People of a certain age and experience could well cut a career as an executive contractor - although the gig might not suit everyone, as the trade-off for variety of work and fresh challenges is likely to be an income that's less than consistent.
Amanda Scott is the client solutions director - interim & executive for Madison, which helps companies large and small with experienced talent for special projects across the mid to senior management level. The firm also provides people who can step into key roles during the absence of a senior leader.
"Post-GFC we saw this pool of talent emerge that was made up of proven performers with high profiles, they had a successful track record and were results orientated," says Scott.
"They are a gun for hire, offer a fresh set of eyes, they are objective, and can give employers a different perspective. Age is irrelevant, but contractors need a depth of experience, tend to be mature, and have a reputation of delivering.
"I don't buy into the idea of the 50-pluses being tossed out of the corporate world, they have great stake-holder engagement skills and can add a lot of value. We are not afraid of grey hair."
Although contracting can be an exciting and rewarding career choice, Scott says it's not for everyone. Contractors have to be responsible for their own tax, public liability insurance and have a high level of professional development.
"There is a bit of confusion in the marketplace between a temp and a contractor," she says. "If you are contracting you tend to have the ability to hit the ground running. A good contractor can walk in the door, can engage with colleagues, build rapport right away, identify a business problem and work with the client to deliver results - and sometimes they will have to tell the client something they don't want to hear."
She says the traits of a good executive contractor include being wise and highly capable. "They don't have to belong to a professional organisation, but will be good at marketing themselves, and have a good financial buffer because ongoing work cannot be guaranteed 12 months of the year."
Scott says being an executive contractor will require some level of what recruiters call "Kiwi experience" - a phrase many new to the country will have grown tired of hearing.
"New Zealand experience would be appropriate for executive contractors, and not having it could potentially mean a person will take a long time before they can hit the ground running," she says.

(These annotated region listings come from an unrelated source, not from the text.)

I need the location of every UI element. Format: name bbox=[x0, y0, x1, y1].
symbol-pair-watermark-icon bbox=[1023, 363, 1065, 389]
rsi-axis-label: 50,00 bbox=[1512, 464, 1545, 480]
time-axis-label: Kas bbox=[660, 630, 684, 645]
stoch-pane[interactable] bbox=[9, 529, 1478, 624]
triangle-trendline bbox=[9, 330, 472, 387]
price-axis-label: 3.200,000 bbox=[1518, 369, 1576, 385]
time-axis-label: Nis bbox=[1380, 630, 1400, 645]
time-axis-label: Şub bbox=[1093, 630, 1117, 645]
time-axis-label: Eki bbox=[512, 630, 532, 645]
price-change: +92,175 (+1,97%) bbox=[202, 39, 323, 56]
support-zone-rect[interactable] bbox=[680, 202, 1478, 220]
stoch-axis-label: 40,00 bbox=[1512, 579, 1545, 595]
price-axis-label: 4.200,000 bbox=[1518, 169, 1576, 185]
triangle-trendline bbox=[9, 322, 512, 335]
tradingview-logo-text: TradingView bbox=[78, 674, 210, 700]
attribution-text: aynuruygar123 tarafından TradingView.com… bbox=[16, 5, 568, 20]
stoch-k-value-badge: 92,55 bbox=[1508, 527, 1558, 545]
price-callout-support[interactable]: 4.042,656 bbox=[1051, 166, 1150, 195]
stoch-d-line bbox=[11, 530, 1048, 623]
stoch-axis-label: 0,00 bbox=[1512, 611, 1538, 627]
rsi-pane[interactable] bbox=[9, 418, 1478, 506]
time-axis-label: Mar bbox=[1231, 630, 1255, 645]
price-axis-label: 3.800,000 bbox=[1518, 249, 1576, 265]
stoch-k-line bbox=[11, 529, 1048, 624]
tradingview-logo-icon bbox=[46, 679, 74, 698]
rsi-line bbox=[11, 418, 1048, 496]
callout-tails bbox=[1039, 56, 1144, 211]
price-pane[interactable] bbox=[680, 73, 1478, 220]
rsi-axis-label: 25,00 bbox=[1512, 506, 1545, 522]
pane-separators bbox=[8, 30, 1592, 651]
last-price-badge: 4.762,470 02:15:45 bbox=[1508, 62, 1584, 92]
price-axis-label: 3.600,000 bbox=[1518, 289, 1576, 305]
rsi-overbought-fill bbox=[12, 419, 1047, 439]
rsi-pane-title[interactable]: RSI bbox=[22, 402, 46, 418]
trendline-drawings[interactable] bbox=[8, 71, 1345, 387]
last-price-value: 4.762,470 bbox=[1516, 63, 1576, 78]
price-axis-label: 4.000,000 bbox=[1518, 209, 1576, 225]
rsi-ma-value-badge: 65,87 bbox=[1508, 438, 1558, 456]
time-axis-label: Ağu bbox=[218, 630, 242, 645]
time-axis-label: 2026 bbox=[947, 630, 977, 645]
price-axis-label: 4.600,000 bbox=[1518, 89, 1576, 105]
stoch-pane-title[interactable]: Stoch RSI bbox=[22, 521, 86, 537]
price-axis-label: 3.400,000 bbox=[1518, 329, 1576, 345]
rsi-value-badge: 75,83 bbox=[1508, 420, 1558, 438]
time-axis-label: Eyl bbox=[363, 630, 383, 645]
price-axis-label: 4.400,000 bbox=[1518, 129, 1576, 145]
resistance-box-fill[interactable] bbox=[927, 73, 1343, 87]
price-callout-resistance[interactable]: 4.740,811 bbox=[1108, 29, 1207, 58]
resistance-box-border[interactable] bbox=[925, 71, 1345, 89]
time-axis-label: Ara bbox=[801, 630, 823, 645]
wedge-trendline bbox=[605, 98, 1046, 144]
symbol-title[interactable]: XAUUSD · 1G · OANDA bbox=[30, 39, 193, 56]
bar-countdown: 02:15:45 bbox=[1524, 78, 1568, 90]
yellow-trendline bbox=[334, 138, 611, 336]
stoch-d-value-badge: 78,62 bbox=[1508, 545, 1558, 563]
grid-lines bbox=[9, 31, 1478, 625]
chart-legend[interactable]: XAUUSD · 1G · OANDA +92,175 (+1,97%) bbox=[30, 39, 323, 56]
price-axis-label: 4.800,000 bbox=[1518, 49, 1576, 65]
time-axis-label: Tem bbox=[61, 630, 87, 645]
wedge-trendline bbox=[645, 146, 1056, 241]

"We do tend to look for people with New Zealand experience, and often a recruiter may not understand a person's professional background who has come out of the States, the UK or Australia, because of the scale of the work they do.
"But with the right background checks they could be put forward to an employer in a candidate short market. There is always a place for good people."
Scott says there is a lot of transformation occurring within Kiwi businesses and that is leading to increased demand for highly specialised contractors by organisations that recognise they need to change to stay in business. She says among the people in high demand right now are those with skills that cover the IT, web, ecommerce and digital experience mix. "There is still a massive demand for IT people offering services such as security, there's a lot of need for developers, people who have experience in the end-to-end digital value chain are being sought," she says.
"Organisations are looking to improve their customer experience, and that has seen a demand for a lot of contractors in that space. Companies know they need to connect with their customers in different ways, not only through their website and ecommerce activities, but also in making their website more mobile friendly, and doing business right across the digital arena.
"A lot of businesses are having to do things differently and transform to meet the market."
She says there are two main reasons for using contractors. A company may have a project and need specialist help because they don't have people with the skills required on the staff, or there is some caretaking work that's needed, perhaps due to reorganisation or a resignation.
However, she cautions companies to think through what skills they need from contractors, and nail down both timelines and expectations.
"Over the years professional contractors have been used in ways that might not find favour with organisations around cost - there have been examples where contractors' time has been used poorly," she says.
"[Firms] should have clear expectations and a defined time frame so performance can be measured, otherwise costs just seem to be incurred unnecessarily."
Top tips for executive contractors
To get started as a professional contractor, you must be able to articulate your skill set and the value you can add to a client's business. Build relationships with reputable agencies that specialise in contracting. Have an up-to-date CV and adopt a good marketing strategy.
Be up to speed with latest versions of the software you use. Keep abreast of trends in your industry - invest in yourself.
Have a page on LinkedIn.
"This is where recruitment firms, agencies and potential employers look for staff, it is like a mini recruitment site."